Mais uma vez, olha ao teu redor… estou aqui esperando que você leia a minha vida. Gostaria de nesse momento, substituir meu silêncio por palavras serenas e suaves. Infelizmente, você não gosta dessas coisas. Que bobagem! Logo eu que por tantas vezes falei tanto! Supliquei tanto a explosão do teu coração. Quanta angústia meu DEUS! Afinal, cada vez que eu suplicava o teu amor, você encarava apenas como uma atitude impulsiva a mais.
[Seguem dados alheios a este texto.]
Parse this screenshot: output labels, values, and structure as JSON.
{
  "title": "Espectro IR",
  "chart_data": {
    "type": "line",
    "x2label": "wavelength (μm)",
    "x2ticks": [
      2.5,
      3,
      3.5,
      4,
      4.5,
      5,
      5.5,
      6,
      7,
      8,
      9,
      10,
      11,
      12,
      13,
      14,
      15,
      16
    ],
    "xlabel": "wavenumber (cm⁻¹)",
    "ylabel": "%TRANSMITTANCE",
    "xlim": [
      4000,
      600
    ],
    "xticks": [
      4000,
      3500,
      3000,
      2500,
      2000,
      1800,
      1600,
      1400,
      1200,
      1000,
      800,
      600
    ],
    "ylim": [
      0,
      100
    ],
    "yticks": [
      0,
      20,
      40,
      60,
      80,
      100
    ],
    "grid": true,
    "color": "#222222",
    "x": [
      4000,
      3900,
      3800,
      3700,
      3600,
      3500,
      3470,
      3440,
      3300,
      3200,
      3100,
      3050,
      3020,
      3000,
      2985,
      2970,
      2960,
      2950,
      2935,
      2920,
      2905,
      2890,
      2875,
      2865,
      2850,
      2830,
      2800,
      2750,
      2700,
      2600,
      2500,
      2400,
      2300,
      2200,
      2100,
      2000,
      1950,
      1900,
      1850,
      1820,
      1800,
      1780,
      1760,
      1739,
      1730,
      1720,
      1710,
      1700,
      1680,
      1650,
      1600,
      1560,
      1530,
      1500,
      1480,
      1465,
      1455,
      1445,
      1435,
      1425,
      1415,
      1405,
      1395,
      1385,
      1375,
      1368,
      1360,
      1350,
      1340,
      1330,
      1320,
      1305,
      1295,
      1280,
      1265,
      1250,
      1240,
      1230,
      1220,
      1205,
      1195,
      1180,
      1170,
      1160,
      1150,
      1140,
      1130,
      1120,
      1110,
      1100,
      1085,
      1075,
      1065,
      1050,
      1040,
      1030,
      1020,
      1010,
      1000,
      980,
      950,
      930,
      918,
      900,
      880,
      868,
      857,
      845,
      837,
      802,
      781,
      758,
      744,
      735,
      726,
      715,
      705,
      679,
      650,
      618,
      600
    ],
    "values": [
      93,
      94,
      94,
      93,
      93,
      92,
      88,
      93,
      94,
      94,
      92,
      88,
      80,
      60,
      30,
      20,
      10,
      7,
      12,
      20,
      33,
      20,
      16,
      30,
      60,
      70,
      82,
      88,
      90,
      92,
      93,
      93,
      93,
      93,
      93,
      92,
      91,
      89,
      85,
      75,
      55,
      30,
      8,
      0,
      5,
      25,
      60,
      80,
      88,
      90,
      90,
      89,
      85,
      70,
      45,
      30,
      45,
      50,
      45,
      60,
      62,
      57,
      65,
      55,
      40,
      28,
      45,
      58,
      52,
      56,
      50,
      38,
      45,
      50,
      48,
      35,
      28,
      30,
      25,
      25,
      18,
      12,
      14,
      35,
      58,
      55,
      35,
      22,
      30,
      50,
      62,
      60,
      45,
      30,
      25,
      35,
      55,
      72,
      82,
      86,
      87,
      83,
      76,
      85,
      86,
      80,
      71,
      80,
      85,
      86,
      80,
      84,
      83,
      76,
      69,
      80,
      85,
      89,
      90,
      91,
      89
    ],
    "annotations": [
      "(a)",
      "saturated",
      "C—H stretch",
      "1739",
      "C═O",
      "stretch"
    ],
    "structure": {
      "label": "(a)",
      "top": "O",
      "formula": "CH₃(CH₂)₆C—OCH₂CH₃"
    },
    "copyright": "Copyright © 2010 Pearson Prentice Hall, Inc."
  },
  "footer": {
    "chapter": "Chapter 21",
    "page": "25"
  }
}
Olha pra mim… por favor! Não fala nada! Você quer mais uma vez fazer amor não é verdade? Eu também quero muito! Mas por favor! Não se aproxime! Não me toque! Não me deseje! Dê-me o privilegio de quebrar todas as correntes que por tantos anos me aprisionaram nessa disfarçada mentira de querer e ser querida. Sabe por quê? Enquanto eu me guardava pra você, você vivia me dando amantes. Mas tudo bem! Valeu! E como valeu! Pelo menos na cama, fui única pra você. Já leu tudo? Não esqueceu nada? Então, olha só mais uma vez ao teu redor…te despede de tudo que faz parte desse ambiente. Por favor! Não diga mais nenhuma palavra! Vista sua roupa, pegue o seu capacete, suas lembranças, seu perfume, a sua vida que foi guardada anos e anos nessas gavetas, nas cruzetas, nos lençóis, nos cobertores. Afinal, você fazia parte da minha casa inteira. Junte tudo! Não deixe nada! Agora saia! Sem dizer mais nenhuma frase. Eu já não quero mais ouvi-la, e muito menos a compreenderia.

Quer saber como estou? Por favor! Não procure mostrar emoção… com o passar dos anos, você me fez conhecer um homem frio, e cheio de argumentos tão somente. Qualquer manifestação de sua parte nesse momento será apenas como um gesto de consolo. Não preciso desse SENTIMENTO. Agora por gentileza! Saia da minha vida, do meu quarto. A porta da frente está aberta. Vá! Não olhe para trás. Aqui já não tem mais passado nem recordações. Você está levando tudo! Quer saber como será o meu amanhã? Pode ter certeza que hoje vou dormir profundamente. Amanhã, terá alguém especial que me dará apenas tudo o que você me negou. E por favor! Se nossos caminhos se cruzarem outra vez, ignora a minha presença. Pois a tua, já apaguei faz tempo!